I've been planning my funeral for years now, and it's going to be a glorious affair, let me tell you. Now some might see that as morbid — creepifying, you might say — but I hasten to assure you that it's far from the truth.
I was raised around funerals. And weddings. I come from a big family: my father's the youngest of eleven siblings, my mother is the middle child of seven. Weddings and funerals were at the center of our family social calendar. When you think of it, there are any number of similarities between the two: the church service, the flowers, the receiving line, the glowing comments concerning how well the bride/corpse is looking, the uncomfortable chairs at the reception, the food. The only big discrepancy is that after a funeral no one throws bouquets or garters. Or not that I've seen anyway.
Funerals worked their way into my childhood in remarkable ways. Our church school (St. Matthew's Evangelical Lutheran Day School in New Britain, Connecticut) was literally attached to our church building. When the congregation decided to build a new church and school in the Year of our Lord 1960, the school went up first. Once that was finished, the church services were moved into the large gymnasium/auditorium/lunch room in the new school during construction of the church building. During the school week we would file into the gymnasium/auditorium/lunch room, sit at the folding tables and eat the lunches prepared and served by the Ladies Aid Society.
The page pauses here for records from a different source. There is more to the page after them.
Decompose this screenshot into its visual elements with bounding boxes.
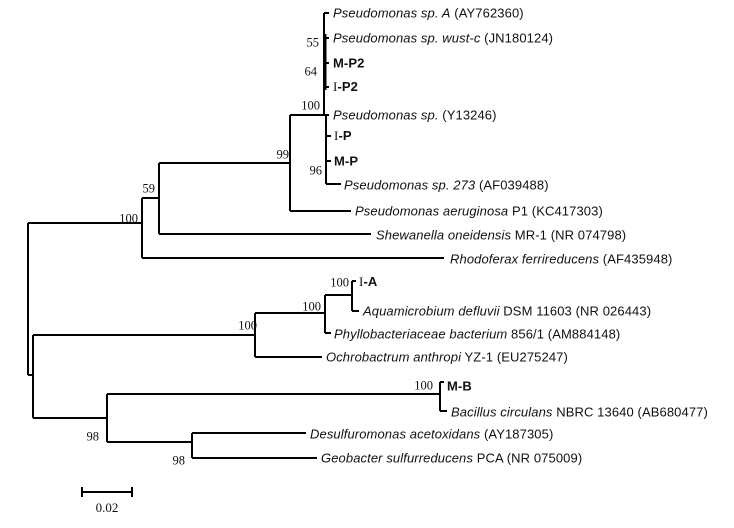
scale-bar-label: 0.02 [95, 500, 119, 515]
tip-label-part: M-B [447, 378, 472, 394]
tip-label-geobacter-sulfurreducens: Geobacter sulfurreducens PCA (NR 075009) [321, 451, 582, 466]
bootstrap-value: 64 [304, 64, 318, 79]
tip-label-part: P1 (KC417303) [508, 203, 603, 219]
tip-label-aquamicrobium-defluvii: Aquamicrobium defluvii DSM 11603 (NR 026… [363, 304, 651, 319]
tip-label-part: -A [363, 274, 378, 289]
tip-label-bacillus-circulans: Bacillus circulans NBRC 13640 (AB680477) [451, 405, 708, 420]
tip-label-strain-i-p2: I-P2 [333, 79, 358, 95]
bootstrap-value: 96 [309, 163, 323, 178]
bootstrap-value: 55 [306, 35, 320, 50]
tip-label-part: Geobacter sulfurreducens [321, 450, 473, 466]
tip-label-part: PCA (NR 075009) [472, 450, 583, 466]
tip-label-part: Pseudomonas sp. [333, 107, 439, 123]
tip-label-part: I [334, 128, 339, 143]
tip-label-part: M-P2 [333, 55, 365, 71]
tip-label-part: (AY187305) [480, 426, 554, 442]
tip-label-part: Bacillus circulans [451, 404, 553, 420]
tip-label-part: Shewanella oneidensis [376, 227, 512, 243]
bootstrap-value: 100 [302, 299, 321, 314]
tip-label-part: Pseudomonas sp. A [333, 5, 451, 21]
tip-label-pseudomonas-sp-a: Pseudomonas sp. A (AY762360) [333, 6, 524, 21]
tip-label-part: 856/1 (AM884148) [507, 326, 621, 342]
tip-label-rhodoferax-ferrireducens: Rhodoferax ferrireducens (AF435948) [450, 252, 672, 267]
tip-label-part: YZ-1 (EU275247) [461, 349, 568, 365]
bootstrap-value: 98 [172, 453, 186, 468]
bootstrap-value: 98 [86, 429, 100, 444]
tip-label-desulfuromonas-acetoxidans: Desulfuromonas acetoxidans (AY187305) [310, 427, 553, 442]
tip-label-part: Rhodoferax ferrireducens [450, 251, 600, 267]
bootstrap-value: 100 [414, 378, 433, 393]
tip-label-part: -P [338, 128, 352, 143]
tip-label-part: I [359, 274, 364, 289]
bootstrap-value: 100 [238, 318, 257, 333]
tip-label-part: Pseudomonas sp. 273 [344, 177, 476, 193]
bootstrap-value: 59 [142, 181, 156, 196]
tip-label-part: (JN180124) [480, 30, 554, 46]
tip-label-part: M-P [334, 153, 359, 169]
tip-label-strain-m-b: M-B [447, 379, 472, 394]
tip-label-part: (Y13246) [438, 107, 497, 123]
tip-label-shewanella-oneidensis-mr1: Shewanella oneidensis MR-1 (NR 074798) [376, 228, 626, 243]
tip-label-part: MR-1 (NR 074798) [511, 227, 627, 243]
tip-label-ochrobactrum-anthropi-yz1: Ochrobactrum anthropi YZ-1 (EU275247) [326, 350, 568, 365]
tip-label-part: Ochrobactrum anthropi [326, 349, 462, 365]
tip-label-part: I [333, 79, 338, 94]
tip-label-part: Aquamicrobium defluvii [363, 303, 500, 319]
tip-label-part: Desulfuromonas acetoxidans [310, 426, 481, 442]
tip-label-phyllobacteriaceae-bacterium: Phyllobacteriaceae bacterium 856/1 (AM88… [334, 327, 620, 342]
tip-label-strain-i-a: I-A [359, 274, 377, 290]
tip-label-part: -P2 [337, 79, 358, 94]
tip-label-part: (AF039488) [475, 177, 549, 193]
tip-label-pseudomonas-sp-y13246: Pseudomonas sp. (Y13246) [333, 108, 497, 123]
bootstrap-value: 100 [119, 211, 138, 226]
tip-label-pseudomonas-aeruginosa-p1: Pseudomonas aeruginosa P1 (KC417303) [355, 204, 603, 219]
tip-label-strain-m-p: M-P [334, 154, 358, 169]
bootstrap-value: 100 [330, 275, 349, 290]
bootstrap-value: 100 [301, 98, 320, 113]
tip-label-pseudomonas-sp-273: Pseudomonas sp. 273 (AF039488) [344, 178, 549, 193]
tip-label-part: (AY762360) [450, 5, 524, 21]
tip-label-pseudomonas-sp-wust-c: Pseudomonas sp. wust-c (JN180124) [333, 31, 553, 46]
tip-label-part: Pseudomonas aeruginosa [355, 203, 509, 219]
tip-label-strain-i-p: I-P [334, 128, 352, 144]
tip-label-part: (AF435948) [599, 251, 673, 267]
tip-label-part: Phyllobacteriaceae bacterium [334, 326, 508, 342]
bootstrap-value: 99 [276, 147, 290, 162]
tip-label-strain-m-p2: M-P2 [333, 56, 364, 71]
tip-label-part: DSM 11603 (NR 026443) [499, 303, 652, 319]
tip-label-part: NBRC 13640 (AB680477) [552, 404, 708, 420]
tip-label-part: Pseudomonas sp. wust-c [333, 30, 481, 46]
On Sundays, the lunch tables would come down and the folding chairs for the congregation would be put up along the floor of the gym; the stage at one end would hold the podium for Pastor Wilde to deliver his sermons; the choir would take up position in the small row of bleachers off to the side. After the service the chairs would come down and the lunch tables would go back up.
But sometimes school and church would overlap. Like the day we filed into the gymnasium/auditorium/lunch room and saw the coffin up on risers at the other end of the room. The Ladies Aid ladies paid it no mind, but we were fascinated, of course. Our teachers warned us not to cross down to the other end and bother anything. The coffin was surrounded by flowers; the smell did not mix gently with the odors coming from the kitchen. Up in the bleachers, Mrs. Jabs — she of the Wagnerian physique and the Ethel Merman voice — was practicing a dirge. "She is not dead but sleepeth!" To this day I cannot eat tuna noodle casserole without getting a scent of flowers and hearing the cutting soprano voice of Mrs. Jabs.
For over a year we shared our lunch room with various deceased congregants. The strangeness of it all wore off quickly, replaced by the happy knowledge that it meant we'd get an early release that day. (The first lunch room funeral apparently was marred by us kids laughing and hollering in the hallways on our way out of school during the service.) "In the midst of life we are in death," the Bible says. The reverse is also true.
So you see, death is nothing to feel morbid about — not from where I stand. And considering that I never was interested in getting married but always assumed that I was going to die one day (maybe), it made perfect sense to me to filter my creative imagination toward an End of My Days ceremony.
I've settled on a Viking funeral - with some adjustments for the fact that 1) I am not a Viking, 2) I would never sacrifice a dog and 3) local laws prohibit the burning of bodies on the waterways around my home. Minor matters, all of them.
The plan is this then. My remains are cremated. My friend, Frank, will pick up the urn with my ashes and drive it and our friends to my brother's house in Connecticut. There he will find my plastic Viking helmet (with horns but without fake braids), my stuffed Golden Retriever, and the wooden replica of a Viking ship that I will have commissioned from a local artist. The urn, the hat, and the dog go on the ship. The ship goes into the swimming pool. The ship goes up in flames while Wagner plays loudly. A moment of silence, then a cheer should go up to send me on my way. Afterwards, my friends and family will party and dance in my memory.
That's it. That's all I want. No flowers. No wake. No receiving line and uncomfortable chairs.
Oh, and no tuna noodle casserole, please.